Comme on l'a parfois écrit à tort, ce n'est pas le décès de son père en décembre 1889, qui fit d'Alice une riche héritière, mais la mort de son grand oncle Alexandre, en juin 1891. Ce dernier laissait à sa petite nièce et unique héritière, une considérable fortune foncière et immobilière [4].

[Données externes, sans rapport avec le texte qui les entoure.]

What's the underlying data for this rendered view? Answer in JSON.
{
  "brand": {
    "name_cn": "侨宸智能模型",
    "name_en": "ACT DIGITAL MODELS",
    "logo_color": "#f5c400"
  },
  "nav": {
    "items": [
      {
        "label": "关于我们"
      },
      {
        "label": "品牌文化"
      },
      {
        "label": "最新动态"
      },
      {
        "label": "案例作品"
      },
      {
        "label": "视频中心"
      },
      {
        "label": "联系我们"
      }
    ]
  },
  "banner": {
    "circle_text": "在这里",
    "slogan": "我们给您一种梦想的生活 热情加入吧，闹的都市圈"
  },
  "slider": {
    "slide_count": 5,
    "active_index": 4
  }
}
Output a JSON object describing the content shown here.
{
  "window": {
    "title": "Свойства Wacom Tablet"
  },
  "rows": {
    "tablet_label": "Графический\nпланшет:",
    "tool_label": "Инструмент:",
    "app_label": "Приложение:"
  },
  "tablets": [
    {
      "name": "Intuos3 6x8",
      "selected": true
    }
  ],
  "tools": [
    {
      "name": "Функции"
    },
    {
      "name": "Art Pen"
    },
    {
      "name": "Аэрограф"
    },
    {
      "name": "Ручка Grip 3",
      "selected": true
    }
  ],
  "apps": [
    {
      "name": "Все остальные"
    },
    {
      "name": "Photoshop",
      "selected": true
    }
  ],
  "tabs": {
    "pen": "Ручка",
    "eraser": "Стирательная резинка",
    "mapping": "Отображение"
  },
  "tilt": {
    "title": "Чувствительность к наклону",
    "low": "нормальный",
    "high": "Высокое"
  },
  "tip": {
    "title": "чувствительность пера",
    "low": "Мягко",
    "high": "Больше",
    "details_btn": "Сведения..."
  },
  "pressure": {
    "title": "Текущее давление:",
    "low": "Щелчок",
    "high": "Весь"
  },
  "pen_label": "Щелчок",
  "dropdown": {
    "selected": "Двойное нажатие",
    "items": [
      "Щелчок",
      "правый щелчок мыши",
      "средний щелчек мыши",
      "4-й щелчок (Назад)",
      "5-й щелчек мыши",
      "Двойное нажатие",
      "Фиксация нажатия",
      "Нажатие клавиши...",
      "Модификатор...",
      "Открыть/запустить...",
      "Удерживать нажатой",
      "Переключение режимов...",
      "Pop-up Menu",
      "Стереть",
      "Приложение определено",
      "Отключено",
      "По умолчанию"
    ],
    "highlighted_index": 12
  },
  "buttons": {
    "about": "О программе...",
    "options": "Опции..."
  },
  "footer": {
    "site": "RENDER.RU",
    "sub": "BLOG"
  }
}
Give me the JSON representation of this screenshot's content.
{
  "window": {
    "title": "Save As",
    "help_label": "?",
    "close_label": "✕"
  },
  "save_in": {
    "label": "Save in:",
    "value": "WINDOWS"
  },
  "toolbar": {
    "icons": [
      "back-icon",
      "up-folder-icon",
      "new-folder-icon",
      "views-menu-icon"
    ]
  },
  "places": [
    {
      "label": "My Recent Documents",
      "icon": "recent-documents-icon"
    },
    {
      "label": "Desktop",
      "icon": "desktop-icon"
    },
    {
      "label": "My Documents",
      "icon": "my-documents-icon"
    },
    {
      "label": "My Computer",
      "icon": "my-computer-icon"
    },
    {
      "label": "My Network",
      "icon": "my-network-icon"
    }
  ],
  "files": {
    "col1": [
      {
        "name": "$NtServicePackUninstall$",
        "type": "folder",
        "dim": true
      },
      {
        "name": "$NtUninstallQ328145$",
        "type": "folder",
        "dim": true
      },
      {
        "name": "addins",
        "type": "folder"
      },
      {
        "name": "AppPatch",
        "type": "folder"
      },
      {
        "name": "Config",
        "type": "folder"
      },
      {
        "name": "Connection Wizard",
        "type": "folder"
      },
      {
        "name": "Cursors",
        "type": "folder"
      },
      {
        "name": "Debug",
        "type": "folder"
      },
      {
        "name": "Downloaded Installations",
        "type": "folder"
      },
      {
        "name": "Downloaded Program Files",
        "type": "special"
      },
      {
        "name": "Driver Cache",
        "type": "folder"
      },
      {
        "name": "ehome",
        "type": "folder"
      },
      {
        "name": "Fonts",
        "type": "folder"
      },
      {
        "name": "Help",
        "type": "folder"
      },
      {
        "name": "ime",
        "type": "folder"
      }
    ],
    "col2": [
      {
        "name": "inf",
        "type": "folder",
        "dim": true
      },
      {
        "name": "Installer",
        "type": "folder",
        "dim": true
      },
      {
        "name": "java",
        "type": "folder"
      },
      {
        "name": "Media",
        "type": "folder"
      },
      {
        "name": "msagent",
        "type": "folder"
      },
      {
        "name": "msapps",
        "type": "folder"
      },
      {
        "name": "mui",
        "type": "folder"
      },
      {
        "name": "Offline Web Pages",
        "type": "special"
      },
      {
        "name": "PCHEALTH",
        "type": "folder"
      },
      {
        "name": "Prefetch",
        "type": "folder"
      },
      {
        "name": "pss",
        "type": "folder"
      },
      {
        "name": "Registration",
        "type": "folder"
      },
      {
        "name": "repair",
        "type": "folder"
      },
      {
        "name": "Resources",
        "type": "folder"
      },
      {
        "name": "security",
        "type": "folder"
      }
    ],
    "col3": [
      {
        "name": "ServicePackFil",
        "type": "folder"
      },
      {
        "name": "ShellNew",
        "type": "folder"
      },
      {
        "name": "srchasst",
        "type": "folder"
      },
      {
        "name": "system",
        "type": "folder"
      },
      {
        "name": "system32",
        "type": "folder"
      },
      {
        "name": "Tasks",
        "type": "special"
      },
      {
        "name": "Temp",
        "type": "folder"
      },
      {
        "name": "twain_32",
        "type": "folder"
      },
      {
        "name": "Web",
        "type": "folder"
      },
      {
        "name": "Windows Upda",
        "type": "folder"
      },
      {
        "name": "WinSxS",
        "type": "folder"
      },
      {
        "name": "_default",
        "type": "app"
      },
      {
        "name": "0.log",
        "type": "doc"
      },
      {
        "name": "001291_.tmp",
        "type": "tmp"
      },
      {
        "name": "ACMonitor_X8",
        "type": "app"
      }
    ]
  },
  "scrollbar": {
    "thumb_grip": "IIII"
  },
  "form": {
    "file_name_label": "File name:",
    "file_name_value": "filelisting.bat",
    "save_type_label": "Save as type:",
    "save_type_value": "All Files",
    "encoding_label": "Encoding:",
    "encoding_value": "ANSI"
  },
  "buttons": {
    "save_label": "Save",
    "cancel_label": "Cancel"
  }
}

Un drame évité d'un cheveu

Par un bel après midi de juin 1898, Monsieur Louis Barthou, désormais ministre de l'Intérieur (photo ci-contre) et sa jeune épouse occupent depuis près d'un mois leur maison de villégiature, au Vésinet, 23, boulevard de l'Ouest.
Pour se distraire, monsieur le ministre essaye une paire de pistolets en tirant sur une cible, une carte de visite selon certaines souces, agraffée sur un arbre de son jardin. A-t-il un autre duel en vue ?
Il a déjà tiré plusieurs fois lorsque un cri se fait entendre. Madame Barthou, qui rejoignait son mari par une contre-allée vient d'être atteinte à la tête par une balle perdue. Celle-ci a traversé une haie et a peut-être été déviée.
On devine l'émoi produit dans toute la maison et le véritable, affolement, qui s'empare de M. Barthou et des personnes présentes. On s'empresse immédiatement auprès de la blessée qui, malgré une hémorragie très abondante et une émotion fort compréhensible, conserve tout son sang-froid étant la première à rassurer tous ceux qui l'entourent.
Le docteur Maison [5], immédiatement appelé, donne les premiers soins, stoppe l'hémorragie et constate que la blessure n'est que superficielle. Le projectile a entamé profondément le cuir chevelu, sur sept centimètres, mais n'a pas endommagé la boite crânienne.
M. Léon Barthou, frère du ministre, à qui l'on a immédiatement téléphoné, arrive de Paris deux heures plus tard avec le docteur Paul Reclus, médecin de famille qui, "après un examen très approfondi de la blessure et un sondage des plus minutieux", confirme point pour point le pronostic de son confrère et conclut au grand soulagement de tous à l'absence de danger et l'impossibilité même de toute complication. Mme Barthou, sera complètement rétablie d'ici à trois ou quatre jours. Mais, selon le terrible mot du docteur Reclus: "Un millimètre de plus, et l'on ne savait que trop ce qui arriverait !"
Est-ce le contre-coup de cet événement tragique qui vaudra à Louis Barthou un court séjour à la maison de repos du Dr Raffegeau ? L'histoire ne le dit pas. Toute la presse rapporte l'incident dans les termes quasi identiques du communiqué que le ministre n'a pas manqué de publier, mais sans y ajouter de commentaire.

Une dernière balle perdue

L'Histoire a retenu que Louis Barthou trouva la mort le 9 octobre 1934 à Marseille au côté du Roi Alexandre Ier de Yougoslavie tombé sous les balles du révolutionnaire macédonien Vlado Tchernozemski. L'enquête a pourtant établi par la suite que le ministre n'avait pas été atteint par les balles de l'assassin mais par celle d'un policier français qui avait riposté. Louis Barthou, avait d'abord semblé blessé superficiellement au bras. On négligea son état pour entourer le Roi. Lorque Louis Barthou s'effondra peu après, victime d'une très grave hémorragie interne, il était trop tard pour le secourir.
La République lui fit des funérailles nationales.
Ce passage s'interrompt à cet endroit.